Consider the following: A telephone exchange operator assumes that 8% of the phone calls are wrong numbers.
-If the operator is accurate, what is the probability that the proportion of wrong numbers in a sample of 726 would be less than 7%?
To find the probability that the proportion of wrong numbers in a sample of 726 would be less than 7%, we can use the normal distribution and z-scores.
Step 1: Set up the hypothesis:
Let's assume that the operator is accurate. This means that the true proportion of wrong numbers is indeed 8%.
Step 2: Calculate the standard deviation:
Since we are dealing with proportions, we need to calculate the standard deviation using the formula:
σ = √(p(1-p)/n)
where p is the true proportion (8%) and n is the sample size (726).
σ = √(0.08(1-0.08)/726)
= √(0.07264/726)
= √0.0001001
≈ 0.0100
Step 3: Convert the desired proportion (7%) to a z-score:
To calculate the z-score, we use the formula:
z = (x - μ) / σ
where x is the desired proportion (7%), μ is the mean proportion (8%), and σ is the standard deviation (0.0100).

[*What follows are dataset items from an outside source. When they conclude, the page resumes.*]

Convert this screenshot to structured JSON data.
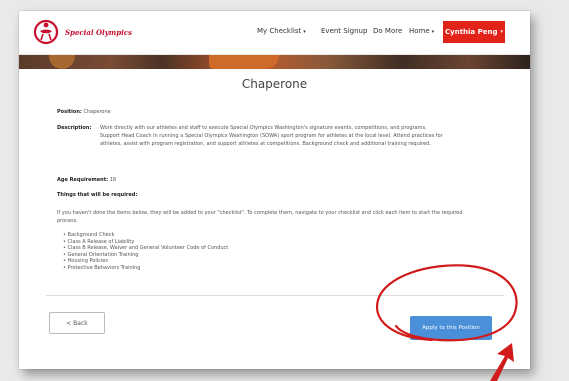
{
  "nav": {
    "logo_text": "Special Olympics",
    "links": [
      {
        "label": "My Checklist",
        "has_caret": true,
        "caret": "▾"
      },
      {
        "label": "Event Signup",
        "has_caret": false,
        "caret": ""
      },
      {
        "label": "Do More",
        "has_caret": false,
        "caret": ""
      },
      {
        "label": "Home",
        "has_caret": true,
        "caret": "▾"
      }
    ],
    "user_label": "Cynthia Peng",
    "user_caret": "▾"
  },
  "page": {
    "title": "Chaperone",
    "position_label": "Position:",
    "position_value": "Chaperone",
    "description_label": "Description:",
    "description_value": "Work directly with our athletes and staff to execute Special Olympics Washington's signature events, competitions, and programs. Support Head Coach in running a Special Olympics Washington (SOWA) sport program for athletes at the local level. Attend practices for athletes, assist with program registration, and support athletes at competitions. Background check and additional training required.",
    "age_label": "Age Requirement:",
    "age_value": "18",
    "required_heading": "Things that will be required:",
    "instructions": "If you haven't done the items below, they will be added to your \"checklist\". To complete them, navigate to your checklist and click each item to start the required process.",
    "requirements": [
      "Background Check",
      "Class A Release of Liability",
      "Class B Release, Waiver and General Volunteer Code of Conduct",
      "General Orientation Training",
      "Housing Policies",
      "Protective Behaviors Training"
    ]
  },
  "actions": {
    "back_label": "< Back",
    "apply_label": "Apply to this Position"
  },
  "colors": {
    "brand_red": "#e2231a",
    "apply_blue": "#4a90d9",
    "annotation_red": "#d11a1a"
  }
}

z = (0.07 - 0.08) / 0.0100
= -0.01 / 0.0100
= -1.0
Step 4: Find the probability using standard normal distribution table:
We want to find the probability that the proportion of wrong numbers in the sample is less than 7%. This corresponds to finding the area to the left of the z-score (-1.0) on the standard normal distribution table.
Using the standard normal distribution table or a calculator, we can find that the probability associated with a z-score of -1.0 is approximately 0.1587.
Therefore, the probability that the proportion of wrong numbers in a sample of 726 would be less than 7%, assuming the operator is accurate, is approximately 0.1587 or 15.87%.